For the challenge we had a total of 96 assets, for which we had their temporal series, containing their OHLCV hourly values for a year and a half, approximately, from December 2018 to June 2020. The objective of the challenge was to create a ML system capable of adjusting the weights of the wallet such that we maximize the Sharpe Ratio obtained from August 2020 to December 2020. There were several issues with this data:
- Lots of missing values in train data.
- Almost 2 month gap between train and test data.
- Little movement from hour to hour: stable assets (good for wallet value stability, bad for arbitrage).
- Out strategy cannot depend on last prices, therefore it cannot be dynamic, which is very distant from the strategy we would follow in a real world setting, where we'd have the last prices for making the current decision.
The script data_utils.py has different functions for processing time series data, in particular assets data. In download_data.py and download_data_yahoo.py we can find code used for downloading data from investpy and yahoo, respectively. With more_stocks.py, we can fill the complementary data folder with data from cryptocurrencies, oil, sp500 index, gold, silver, forex (different pairs) and more. submission_utils.py and general_utils.py are useful for fixing the weights received from the different methods and have other utilities for making the submissions as required by the competition terms. The rest of the code will be mentioned later or is not important enough to mention it.
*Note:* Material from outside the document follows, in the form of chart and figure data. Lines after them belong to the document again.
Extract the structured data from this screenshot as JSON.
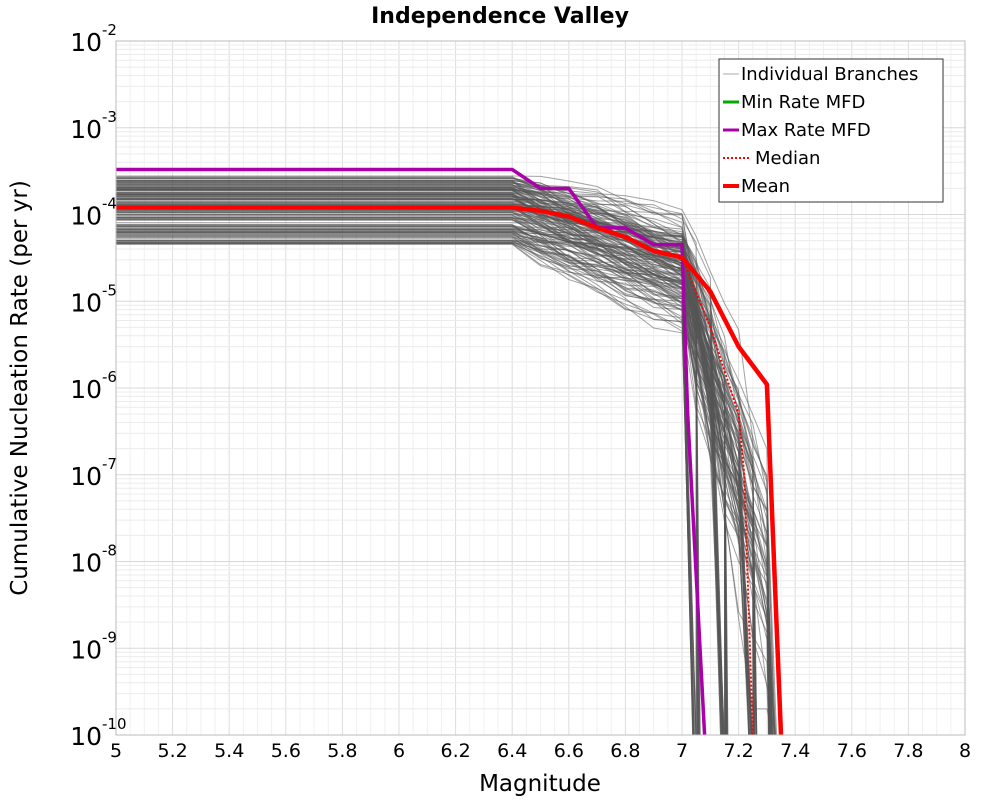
{
  "chart_data": {
    "type": "line",
    "title": "Independence Valley",
    "xlabel": "Magnitude",
    "ylabel": "Cumulative Nucleation Rate (per yr)",
    "xlim": [
      5,
      8
    ],
    "ylim": [
      1e-10,
      0.01
    ],
    "yscale": "log",
    "grid": true,
    "legend_position": "top-right",
    "x_ticks": [
      "5",
      "5.2",
      "5.4",
      "5.6",
      "5.8",
      "6",
      "6.2",
      "6.4",
      "6.6",
      "6.8",
      "7",
      "7.2",
      "7.4",
      "7.6",
      "7.8",
      "8"
    ],
    "y_ticks": [
      {
        "base": "10",
        "exp": "-10",
        "value": 1e-10
      },
      {
        "base": "10",
        "exp": "-9",
        "value": 1e-09
      },
      {
        "base": "10",
        "exp": "-8",
        "value": 1e-08
      },
      {
        "base": "10",
        "exp": "-7",
        "value": 1e-07
      },
      {
        "base": "10",
        "exp": "-6",
        "value": 1e-06
      },
      {
        "base": "10",
        "exp": "-5",
        "value": 1e-05
      },
      {
        "base": "10",
        "exp": "-4",
        "value": 0.0001
      },
      {
        "base": "10",
        "exp": "-3",
        "value": 0.001
      },
      {
        "base": "10",
        "exp": "-2",
        "value": 0.01
      }
    ],
    "branches": {
      "name": "Individual Branches",
      "color": "#555555",
      "rate_range": [
        4.5e-05,
        0.00028
      ],
      "shoulder_start_mag": 6.4,
      "max_mag_clusters": [
        7.05,
        7.15,
        7.25,
        7.32
      ]
    },
    "series": [
      {
        "name": "Min Rate MFD",
        "color": "#00aa00",
        "style": "solid",
        "x": [],
        "y": []
      },
      {
        "name": "Max Rate MFD",
        "color": "#aa00aa",
        "style": "solid",
        "x": [
          5.0,
          6.4,
          6.5,
          6.6,
          6.7,
          6.8,
          6.9,
          7.0,
          7.02,
          7.08
        ],
        "y": [
          0.00033,
          0.00033,
          0.0002,
          0.0002,
          7e-05,
          7e-05,
          4.5e-05,
          4.5e-05,
          5e-07,
          1e-10
        ]
      },
      {
        "name": "Median",
        "color": "#ff0000",
        "style": "dotted",
        "x": [
          5.0,
          6.4,
          6.5,
          6.6,
          6.7,
          6.8,
          6.9,
          7.0,
          7.1,
          7.2,
          7.22,
          7.25
        ],
        "y": [
          0.00012,
          0.00012,
          0.00011,
          9.5e-05,
          7e-05,
          5.5e-05,
          3.8e-05,
          3.2e-05,
          5e-06,
          5e-07,
          1e-07,
          1e-10
        ]
      },
      {
        "name": "Mean",
        "color": "#ff0000",
        "style": "solid",
        "x": [
          5.0,
          6.4,
          6.5,
          6.6,
          6.7,
          6.8,
          6.9,
          7.0,
          7.1,
          7.2,
          7.3,
          7.35
        ],
        "y": [
          0.00012,
          0.00012,
          0.00011,
          9.5e-05,
          7e-05,
          5.5e-05,
          3.8e-05,
          3.2e-05,
          1.3e-05,
          3e-06,
          1.1e-06,
          1e-10
        ]
      }
    ],
    "legend": [
      {
        "label": "Individual Branches",
        "color": "#aaaaaa",
        "style": "thin"
      },
      {
        "label": "Min Rate MFD",
        "color": "#00aa00",
        "style": "solid"
      },
      {
        "label": "Max Rate MFD",
        "color": "#aa00aa",
        "style": "solid"
      },
      {
        "label": "Median",
        "color": "#ff0000",
        "style": "dotted"
      },
      {
        "label": "Mean",
        "color": "#ff0000",
        "style": "thick"
      }
    ]
  }
}
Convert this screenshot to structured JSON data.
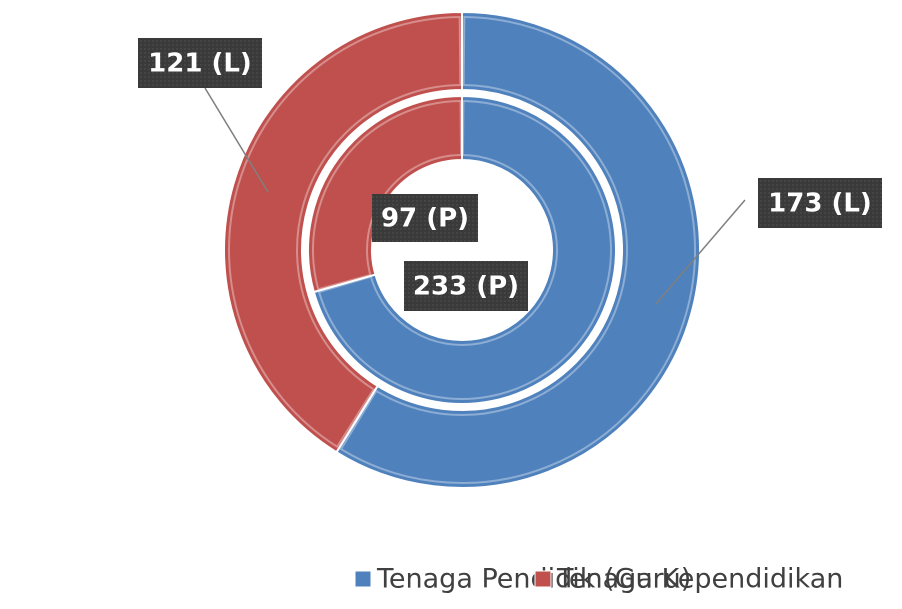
{
  "chart_data": {
    "type": "doughnut",
    "categories": [
      "Tenaga Pendidik (Guru)",
      "Tenaga Kependidikan"
    ],
    "colors": [
      "#4f81bd",
      "#c0504d"
    ],
    "series": [
      {
        "values": [
          173,
          121
        ],
        "value_labels": [
          "173 (L)",
          "121 (L)"
        ]
      },
      {
        "values": [
          233,
          97
        ],
        "value_labels": [
          "233 (P)",
          "97 (P)"
        ]
      }
    ],
    "legend": "bottom"
  }
}
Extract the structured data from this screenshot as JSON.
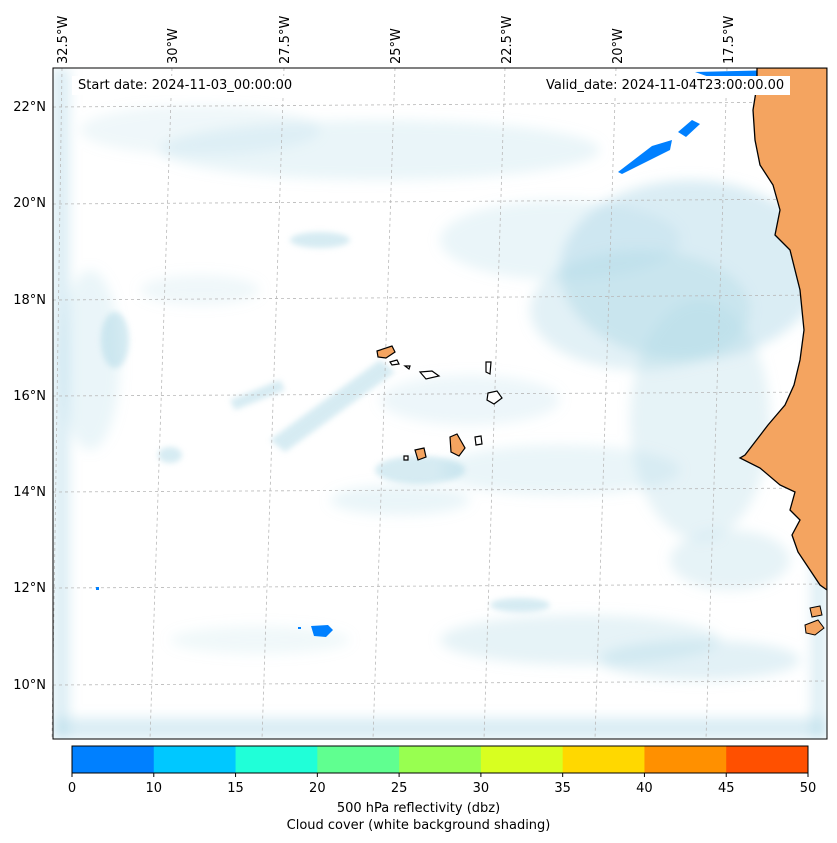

- Benchmark: Markowitz' Portfolio Theory: The Markowitz' Modern Portfolio Theory is described in this link. Basically, it tries to solve the optimization problem of finding the optimal portfolio weights to maximize Sharpe ratio over a period, using historical mean returns and historical covariance matrix. For this method we need to do the inverse of the covariance matrix, which is a very unstable operation. This is one of its drawbacks. The sharpe ratio obtained with this method was (from now on, the score): 1.97. The code for this is in portfolio_optimization.py.
- Reinforcement Learning: We use external data as the signal, as we won't have previous prices at test time. Darwins prices data is only used for computing the reward. There's a significant scarcity of free and available minute or hourly data for indexes or commodities, which makes this very hard to do. We have to work with few external assets: we barely have signal. However, if we use daily data, with more availability and more signal, we wouldn't have enough data for training a RL algorithm. The environment for training this RL agent is in env.py, and the script used for training a PPO is in train_rl.py. Score: 0.30
- MLFINLAB + PORTFOLIOLAB: With these 2 libraries, which can be found here and here, we have many different algorithms for optimizing portfolio, as well as different methods for estimating returns and covariance matrix. I tried different algorithms from these libraries, with the following results:
- Nested Cluster Optimization (code in notebooks/NCO.ipynb and notebooks/HRP.ipynb). Score: 3.75
- Robust Bayesian Allocation (code in notebooks/try_bayesian_alloc.ipynb). Score: 1.06
- Hierarchical Risk Parity (code in notebooks/HRP.ipynb). Score: 4.52 From these methods I learned that distributed risk management (not dependand on overusing a single stable asset) raises Sharpe Ratio a lot.
- DeepDow: Pytorch Deep Learning + Convex Optimization: This library uses cvxpy for the optimization layer, and has multiple intermediary layers between the input and the optimization layer, using Pytorch. The advantage of using PyTorch before the numerical optimization layer is that we can learn in batches, we can be creative and create multiple ways of performing feature engineering, and we can use multiple loss functions and see which ones work best for our task at hand. I used the following approaches:
- Modifying the library source code (my version is in deepdow/) for enabling the use of external variables as predictors. Following this, I designed the EconomistNet, which can be found in opt_nets.py. Its architecture is based on InceptionTime, using convolutional layers to extract useful information from time series, as well as a recurrent part. The external daily data used for this was: all Sp500 (all companies forming it), Cryptocurrencies, Forex, Gold, other commodities, etc. Score: 3.76.
- ThorpeNet: This is a special type of Network in which we learn α, γ , μ and Σ with backpropagation and then use Numerical Markowitz as the optimization layer. Using different loss functions and configurations we can get different results:
- With all historic data, using SharpeRatio loss, Score: 4.50
- With all historic data, using MaximumDrawdown loss, Score: 4.75
- With data from pandemic, using MaximumDrawdown loss, Score: 4.97
- At this moment, I discovered that Darwinex had its data public, therefore test data was also available. The organization authorizes the use of this data. "Interestingly", when I started using it, I replicated, one by one, the results obtained by the competitors I had just above, depending on the configuration used: 8, 6.67, 5.61, respectively. With pandemic data, maximizing SharpeRatio, Score: 8.38.